Why prioritize taint mode? Pattern matching finds syntax but misses context. A pattern eval($X) matches both eval(user_input) (vulnerable) and eval("safe_literal") (safe). Taint mode tracks data flow, so it only alerts when untrusted data actually reaches the sink—dramatically reducing false positives for injection vulnerabilities.

Iterating between approaches: It's okay to experiment. If you start with taint mode and it's not working well (e.g., taint doesn't propagate as expected, too many false positives/negatives), switch to pattern matching. Conversely, if pattern matching produces too many false positives on safe cases, try taint mode instead.

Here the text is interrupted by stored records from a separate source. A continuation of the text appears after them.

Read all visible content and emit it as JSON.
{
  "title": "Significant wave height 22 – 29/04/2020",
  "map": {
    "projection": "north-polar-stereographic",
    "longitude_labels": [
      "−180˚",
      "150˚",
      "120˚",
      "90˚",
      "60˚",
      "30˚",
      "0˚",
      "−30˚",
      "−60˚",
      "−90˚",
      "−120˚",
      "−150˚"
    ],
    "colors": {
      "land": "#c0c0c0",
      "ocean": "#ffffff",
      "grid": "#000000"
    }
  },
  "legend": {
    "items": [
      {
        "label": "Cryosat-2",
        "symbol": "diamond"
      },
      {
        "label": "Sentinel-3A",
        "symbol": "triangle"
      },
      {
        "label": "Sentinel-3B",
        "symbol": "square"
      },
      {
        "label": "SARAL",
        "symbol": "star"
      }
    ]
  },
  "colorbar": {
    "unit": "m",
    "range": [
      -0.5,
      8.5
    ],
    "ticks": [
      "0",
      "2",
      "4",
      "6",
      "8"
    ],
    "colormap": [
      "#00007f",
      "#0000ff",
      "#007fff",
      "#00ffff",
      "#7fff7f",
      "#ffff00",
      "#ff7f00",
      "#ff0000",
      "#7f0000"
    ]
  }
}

The goal is a working rule—not rigid adherence to one approach.

Output structure - exactly 2 files in a directory named after the rule-id:

<rule-id>/
├── <rule-id>.yaml     # Semgrep rule
└── <rule-id>.<ext>    # Test file with ruleid/ok annotations

Quick Start

rules:
  - id: insecure-eval
    languages: [python]
    severity: HIGH
    message: User input passed to eval() allows code execution
    mode: taint
    pattern-sources:
      - pattern: request.args.get(...)
    pattern-sinks:
      - pattern: eval(...)

Test file (insecure-eval.py):

# ruleid: insecure-eval
eval(request.args.get('code'))

# ok: insecure-eval
eval("print('safe')")

Run tests (from rule directory): semgrep --test --config <rule-id>.yaml <rule-id>.<ext>

Quick Reference

  • For commands, pattern operators, and taint mode syntax, see quick-reference.md.
  • For detailed workflow and examples, you MUST see workflow.md

Workflow

Copy this checklist and track progress:

Semgrep Rule Progress:
- [ ] Step 1: Analyze the Problem
- [ ] Step 2: Write Tests First
- [ ] Step 3: Analyze AST structure
- [ ] Step 4: Write the rule
- [ ] Step 5: Iterate until all tests pass (semgrep --test)
- [ ] Step 6: Optimize the rule (remove redundancies, re-test)
- [ ] Step 7: Final Run

Documentation

REQUIRED: Before writing any rule, use WebFetch to read all of these 4 links with Semgrep documentation:

  1. Rule Syntax
  2. Pattern Syntax
  3. ToB Testing Handbook - Semgrep
  4. Constant propagation
  5. Writing Rules Index

Limitations

  • Use this skill only when the task clearly matches the scope described above.
  • Do not treat the output as a substitute for environment-specific validation, testing, or expert review.
  • Stop and ask for clarification if required inputs, permissions, safety boundaries, or success criteria are missing.